En estas condiciones, muchos creen que la única salida es la derrota de Bolsonaro en las elecciones de octubre de 2022 a manos de su némesis y único rival viable: el expresidente Luiz Inácio Lula da Silva, que lleva 20 puntos de ventaja al presidente en las encuestas. Con un desempleo en el 14% y la inflación el 9%, el Fondo Monetario Internacional prevé que en 2022 la economía brasileña crecerá menos del 1%.

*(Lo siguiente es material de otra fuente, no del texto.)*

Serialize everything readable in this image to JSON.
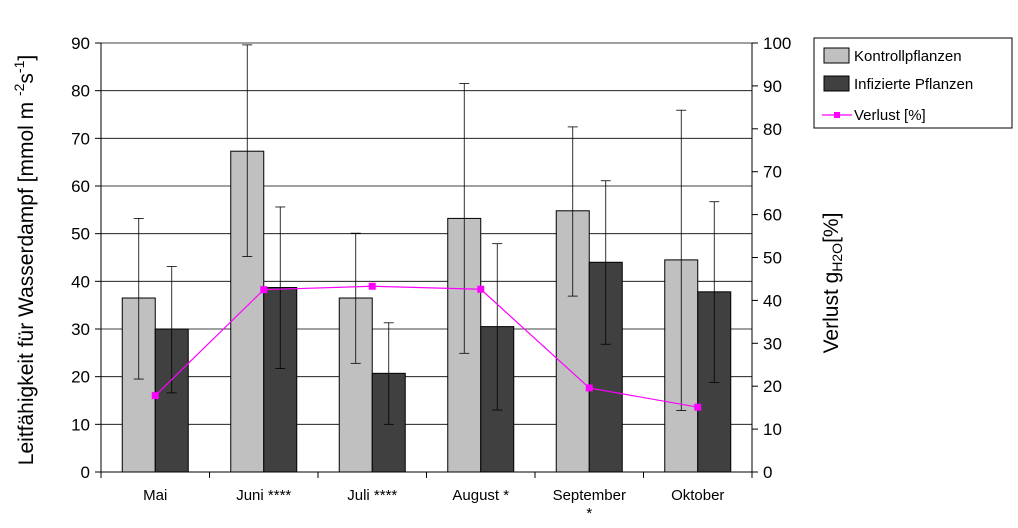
{
  "chart_data": {
    "type": "bar",
    "categories": [
      "Mai",
      "Juni ****",
      "Juli ****",
      "August *",
      "September *",
      "Oktober"
    ],
    "category_lines": [
      [
        "Mai"
      ],
      [
        "Juni ****"
      ],
      [
        "Juli ****"
      ],
      [
        "August *"
      ],
      [
        "September",
        "*"
      ],
      [
        "Oktober"
      ]
    ],
    "series": [
      {
        "name": "Kontrollpflanzen",
        "values": [
          36.5,
          67.3,
          36.5,
          53.2,
          54.8,
          44.5
        ],
        "err_low": [
          19.5,
          45.2,
          22.8,
          24.9,
          36.9,
          12.9
        ],
        "err_high": [
          53.2,
          89.6,
          50.1,
          81.5,
          72.4,
          75.9
        ],
        "color": "#c0c0c0"
      },
      {
        "name": "Infizierte Pflanzen",
        "values": [
          30.0,
          38.7,
          20.7,
          30.5,
          44.0,
          37.8
        ],
        "err_low": [
          16.6,
          21.7,
          10.0,
          13.0,
          26.8,
          18.8
        ],
        "err_high": [
          43.1,
          55.6,
          31.3,
          47.9,
          61.1,
          56.7
        ],
        "color": "#404040"
      }
    ],
    "line_series": {
      "name": "Verlust [%]",
      "values": [
        17.8,
        42.5,
        43.3,
        42.6,
        19.6,
        15.1
      ],
      "axis": "right",
      "color": "#ff00ff"
    },
    "ylabel_left": {
      "prefix": "Leitfähigkeit für Wasserdampf [mmol m ",
      "exp1": "-2",
      "mid": "s",
      "exp2": "-1",
      "suffix": "]"
    },
    "ylabel_right": {
      "main": "Verlust g",
      "sub": "H2O",
      "suffix": "[%]"
    },
    "ylim_left": [
      0,
      90
    ],
    "yticks_left": [
      "0",
      "10",
      "20",
      "30",
      "40",
      "50",
      "60",
      "70",
      "80",
      "90"
    ],
    "ylim_right": [
      0,
      100
    ],
    "yticks_right": [
      "0",
      "10",
      "20",
      "30",
      "40",
      "50",
      "60",
      "70",
      "80",
      "90",
      "100"
    ],
    "grid": true,
    "legend": {
      "position": "right",
      "entries": [
        "Kontrollpflanzen",
        "Infizierte Pflanzen",
        "Verlust [%]"
      ]
    }
  }
}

Pero la última palabra aun no está dicha. Bolsonaro ha abrazado el populismo económico en toda regla. Acaba de reanudar las transferencias de efectivo que empezaron con la pandemia. El propio ministro de Economía, Paulo Guedes, ha dicho que Lula y Dilma Rousseff ganaron cuatro elecciones consecutivas por la popularidad de su programa social estrella, Bolsa Familia, que en 2013 beneficiaba a 12 millones de familias (27% de la población), con unos gastos para ese año de 12.242 millones de dólares (0,51% del PIB).

Todos los posibles candidatos de la “tercera vía” –el gobernador de São Paulo, João Doria, el de Rio Grande do Sul, Eduardo Leite, el exjuez Sergio Moro o el presidente del Senado, Rodrigo Pacheco– tienen el mismo problema: su escasa intención de voto. Ninguno supera el 8%. Lula y Bolsonaro, en cambio, no bajan de los dos dígitos. El 36% dice que solo votaría por Lula y el 28% solo por Bolsonaro.

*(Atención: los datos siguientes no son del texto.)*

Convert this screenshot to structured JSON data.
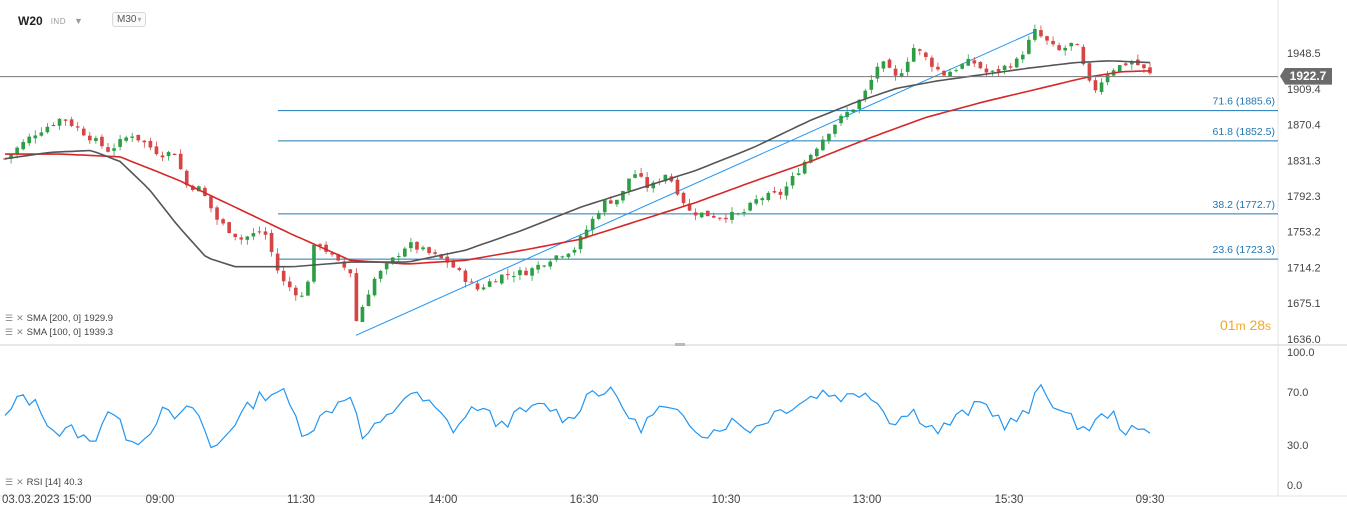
{
  "header": {
    "symbol": "W20",
    "exchange": "IND",
    "timeframe": "M30"
  },
  "indicators": {
    "sma200": "SMA [200, 0]",
    "sma200_value": "1929.9",
    "sma100": "SMA [100, 0]",
    "sma100_value": "1939.3",
    "rsi": "RSI [14]",
    "rsi_value": "40.3"
  },
  "timer": {
    "minutes": "01",
    "m": "m",
    "seconds": "28",
    "s": "s"
  },
  "colors": {
    "sma200": "#d62728",
    "sma100": "#555555",
    "fib": "#1f77b4",
    "trend": "#2196f3",
    "rsi": "#2196f3",
    "candle_up": "#2e9e44",
    "candle_down": "#d64545",
    "price_tag": "#6b6b6b",
    "timer": "#f5a623"
  },
  "chart_data": {
    "type": "candlestick",
    "title": "",
    "current_price": 1922.7,
    "price_axis": {
      "range": [
        1636.0,
        1970.0
      ],
      "ticks": [
        "1948.5",
        "1909.4",
        "1870.4",
        "1831.3",
        "1792.3",
        "1753.2",
        "1714.2",
        "1675.1",
        "1636.0"
      ]
    },
    "time_axis": {
      "labels": [
        "03.03.2023  15:00",
        "09:00",
        "11:30",
        "14:00",
        "16:30",
        "10:30",
        "13:00",
        "15:30",
        "09:30"
      ],
      "total_bars": 190
    },
    "close_anchors": [
      [
        0,
        1833
      ],
      [
        5,
        1860
      ],
      [
        10,
        1878
      ],
      [
        18,
        1842
      ],
      [
        22,
        1860
      ],
      [
        27,
        1838
      ],
      [
        30,
        1840
      ],
      [
        31,
        1805
      ],
      [
        34,
        1800
      ],
      [
        37,
        1765
      ],
      [
        41,
        1745
      ],
      [
        45,
        1755
      ],
      [
        48,
        1700
      ],
      [
        52,
        1680
      ],
      [
        54,
        1745
      ],
      [
        58,
        1718
      ],
      [
        60,
        1710
      ],
      [
        61,
        1655
      ],
      [
        64,
        1700
      ],
      [
        70,
        1740
      ],
      [
        77,
        1720
      ],
      [
        82,
        1690
      ],
      [
        86,
        1705
      ],
      [
        91,
        1710
      ],
      [
        95,
        1725
      ],
      [
        99,
        1735
      ],
      [
        104,
        1785
      ],
      [
        107,
        1790
      ],
      [
        109,
        1820
      ],
      [
        112,
        1800
      ],
      [
        115,
        1818
      ],
      [
        119,
        1775
      ],
      [
        124,
        1770
      ],
      [
        128,
        1772
      ],
      [
        131,
        1790
      ],
      [
        135,
        1795
      ],
      [
        139,
        1830
      ],
      [
        144,
        1870
      ],
      [
        148,
        1892
      ],
      [
        150,
        1910
      ],
      [
        152,
        1940
      ],
      [
        155,
        1920
      ],
      [
        158,
        1955
      ],
      [
        163,
        1925
      ],
      [
        168,
        1940
      ],
      [
        171,
        1925
      ],
      [
        176,
        1940
      ],
      [
        179,
        1972
      ],
      [
        183,
        1950
      ],
      [
        186,
        1960
      ],
      [
        189,
        1905
      ],
      [
        192,
        1930
      ],
      [
        196,
        1940
      ],
      [
        199,
        1925
      ]
    ],
    "sma100_anchors": [
      [
        0,
        1833
      ],
      [
        8,
        1840
      ],
      [
        15,
        1842
      ],
      [
        20,
        1830
      ],
      [
        25,
        1800
      ],
      [
        30,
        1760
      ],
      [
        35,
        1725
      ],
      [
        40,
        1715
      ],
      [
        50,
        1715
      ],
      [
        60,
        1720
      ],
      [
        70,
        1720
      ],
      [
        80,
        1733
      ],
      [
        90,
        1755
      ],
      [
        100,
        1780
      ],
      [
        110,
        1800
      ],
      [
        120,
        1820
      ],
      [
        130,
        1845
      ],
      [
        140,
        1875
      ],
      [
        148,
        1895
      ],
      [
        155,
        1910
      ],
      [
        162,
        1918
      ],
      [
        170,
        1925
      ],
      [
        178,
        1932
      ],
      [
        186,
        1938
      ],
      [
        192,
        1940
      ],
      [
        199,
        1938
      ]
    ],
    "sma200_anchors": [
      [
        0,
        1838
      ],
      [
        10,
        1838
      ],
      [
        20,
        1835
      ],
      [
        30,
        1810
      ],
      [
        40,
        1780
      ],
      [
        50,
        1750
      ],
      [
        60,
        1722
      ],
      [
        70,
        1718
      ],
      [
        80,
        1722
      ],
      [
        90,
        1733
      ],
      [
        100,
        1745
      ],
      [
        110,
        1765
      ],
      [
        120,
        1785
      ],
      [
        130,
        1808
      ],
      [
        140,
        1830
      ],
      [
        150,
        1855
      ],
      [
        160,
        1878
      ],
      [
        170,
        1895
      ],
      [
        180,
        1910
      ],
      [
        188,
        1922
      ],
      [
        194,
        1928
      ],
      [
        199,
        1929
      ]
    ],
    "fibonacci": [
      {
        "label": "71.6 (1885.6)",
        "value": 1885.6
      },
      {
        "label": "61.8 (1852.5)",
        "value": 1852.5
      },
      {
        "label": "38.2 (1772.7)",
        "value": 1772.7
      },
      {
        "label": "23.6 (1723.3)",
        "value": 1723.3
      }
    ],
    "trendline": {
      "from": [
        61,
        1640
      ],
      "to": [
        179,
        1972
      ]
    },
    "rsi": {
      "axis_ticks": [
        "100.0",
        "70.0",
        "30.0",
        "0.0"
      ],
      "range": [
        0,
        100
      ],
      "anchors": [
        [
          0,
          50
        ],
        [
          3,
          68
        ],
        [
          6,
          58
        ],
        [
          9,
          38
        ],
        [
          12,
          42
        ],
        [
          15,
          30
        ],
        [
          18,
          58
        ],
        [
          21,
          38
        ],
        [
          24,
          33
        ],
        [
          27,
          55
        ],
        [
          30,
          50
        ],
        [
          33,
          60
        ],
        [
          36,
          25
        ],
        [
          40,
          48
        ],
        [
          44,
          66
        ],
        [
          48,
          72
        ],
        [
          52,
          38
        ],
        [
          56,
          55
        ],
        [
          60,
          70
        ],
        [
          62,
          35
        ],
        [
          66,
          48
        ],
        [
          70,
          70
        ],
        [
          74,
          60
        ],
        [
          78,
          42
        ],
        [
          82,
          60
        ],
        [
          86,
          45
        ],
        [
          90,
          55
        ],
        [
          94,
          60
        ],
        [
          98,
          48
        ],
        [
          102,
          72
        ],
        [
          106,
          68
        ],
        [
          110,
          42
        ],
        [
          114,
          58
        ],
        [
          118,
          50
        ],
        [
          122,
          38
        ],
        [
          126,
          48
        ],
        [
          130,
          42
        ],
        [
          134,
          55
        ],
        [
          138,
          62
        ],
        [
          142,
          70
        ],
        [
          146,
          66
        ],
        [
          148,
          68
        ],
        [
          150,
          72
        ],
        [
          154,
          48
        ],
        [
          158,
          55
        ],
        [
          162,
          40
        ],
        [
          166,
          52
        ],
        [
          170,
          62
        ],
        [
          174,
          45
        ],
        [
          178,
          55
        ],
        [
          180,
          75
        ],
        [
          184,
          52
        ],
        [
          188,
          42
        ],
        [
          192,
          55
        ],
        [
          195,
          40
        ],
        [
          199,
          40
        ]
      ]
    }
  }
}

En una segunda vuelta, Lula gana en todos los escenarios, lo que facilitaría un plan Marshall para la Amazonía como el que propone Juan Carlos Castilla-Rubio, presidente de Moray Biosciences, en Financial Times, planteando lo que llama una “bioeconomía inclusiva” que reforeste 200.000 kilómetros cuadrados y los aprovechase para desarrollar biotecnologías que diseñen, entre otras cosas, microbiomas vegetales que puedan resistir mejor las pestes y la escasez de agua.